* Fed likely to keep rates steady, signal balance sheet reduction
* Euro zone bond yields dip, stay near one-week highs
* Greece comeback bond improves sentiment towards bloc
* Euro zone periphery govt bond yields http://tmsnrt.rs/2ii2Bqr (Updates prices)
LONDON, July 26 (Reuters) - Euro zone government bond yields edged down but stayed near one-week highs on Wednesday ahead of a policy decision by the U.S. Federal Reserve, with rate setters expected to hint at future monetary tightening.
The Fed is expected to keep interest rates unchanged but possibly hint that it will start winding down its massive holdings of bonds as soon as September in what would be a vote of confidence in the U.S. economy.
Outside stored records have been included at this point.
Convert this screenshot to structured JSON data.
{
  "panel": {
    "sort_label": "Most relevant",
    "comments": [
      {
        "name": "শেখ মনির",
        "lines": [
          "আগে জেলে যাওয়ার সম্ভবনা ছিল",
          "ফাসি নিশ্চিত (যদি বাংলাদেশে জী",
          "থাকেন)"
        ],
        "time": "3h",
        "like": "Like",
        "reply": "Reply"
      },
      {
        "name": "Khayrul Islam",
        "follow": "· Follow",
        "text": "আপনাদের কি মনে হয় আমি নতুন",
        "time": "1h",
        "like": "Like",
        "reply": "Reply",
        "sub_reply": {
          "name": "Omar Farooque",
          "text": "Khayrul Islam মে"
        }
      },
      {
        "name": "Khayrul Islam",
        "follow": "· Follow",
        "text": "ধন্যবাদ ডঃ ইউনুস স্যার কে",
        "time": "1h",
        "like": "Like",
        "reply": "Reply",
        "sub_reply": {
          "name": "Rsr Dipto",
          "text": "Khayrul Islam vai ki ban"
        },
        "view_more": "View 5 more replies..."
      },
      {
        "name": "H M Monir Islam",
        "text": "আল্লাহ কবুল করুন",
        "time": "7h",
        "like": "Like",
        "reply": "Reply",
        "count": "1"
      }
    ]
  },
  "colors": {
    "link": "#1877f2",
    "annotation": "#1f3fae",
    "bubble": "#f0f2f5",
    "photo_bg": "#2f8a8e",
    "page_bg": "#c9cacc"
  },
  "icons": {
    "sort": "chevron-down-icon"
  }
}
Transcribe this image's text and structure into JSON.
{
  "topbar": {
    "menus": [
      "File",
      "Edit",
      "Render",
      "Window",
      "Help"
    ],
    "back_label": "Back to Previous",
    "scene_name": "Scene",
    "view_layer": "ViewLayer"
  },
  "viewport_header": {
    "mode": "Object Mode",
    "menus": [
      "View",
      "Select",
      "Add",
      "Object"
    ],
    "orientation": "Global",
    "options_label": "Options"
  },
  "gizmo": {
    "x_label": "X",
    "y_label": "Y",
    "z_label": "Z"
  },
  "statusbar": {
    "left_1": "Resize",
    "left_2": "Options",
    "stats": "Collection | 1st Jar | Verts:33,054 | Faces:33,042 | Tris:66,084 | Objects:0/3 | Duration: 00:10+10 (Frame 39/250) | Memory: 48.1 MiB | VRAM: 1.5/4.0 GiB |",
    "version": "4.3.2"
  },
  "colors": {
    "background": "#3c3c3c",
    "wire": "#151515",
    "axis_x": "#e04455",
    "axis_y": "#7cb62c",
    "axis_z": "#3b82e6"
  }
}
Such a move would add to a sense across most developed countries that extraordinary monetary stimulus is drawing to close as economies slowly recover from debilitating financial and debt crises between 2008 and 2012.
"The Fed has been rather clear up to now, and I expect it to signal today that balance sheet reduction will kick off in September and a rate hike will come maybe at the end of the year," said DZ Bank strategist Christian Lenk.
Analysts at Citi said the two key points to watch for from the Fed were the timing of balance sheet reduction and language discussing the recent slowdown in inflation.
"We would take as dovish any wavering in confidence that inflation will stabilize around 2 percent," they said in a note.
Euro zone bond yields dipped 1-2 basis points on the day having risen sharply on Tuesday alongside their U.S. equivalents. The latter also steadied, with 10-year Treasury yields flat at around 2.33 percent.
Germany's 10-year government bond yield was 1.5 bps lower, after rising 7 bps the day before.
At 0.55 percent, Germany's 10-year borrowing costs are still double what they were at this stage one month ago, as investors start to price in the European Central Bank's eventual tapering of its bond-buying program.
Greece's successful return to bond markets on Tuesday helped lift sentiment towards euro zone bonds in general.
"The Greek five-year bond may have added to the improvement of sentiment around the euro zone," said Rabobank strategist Matt Cairns. "And even though Greece is not out of the woods, the fact that here was 6.5 billion euros in orders for the deal is a fairly strong commitment from the market," he said.
It successfully sold debt to private investors for the first time in three years, making a significant first step towards financial independence when its third international bailout ends next year.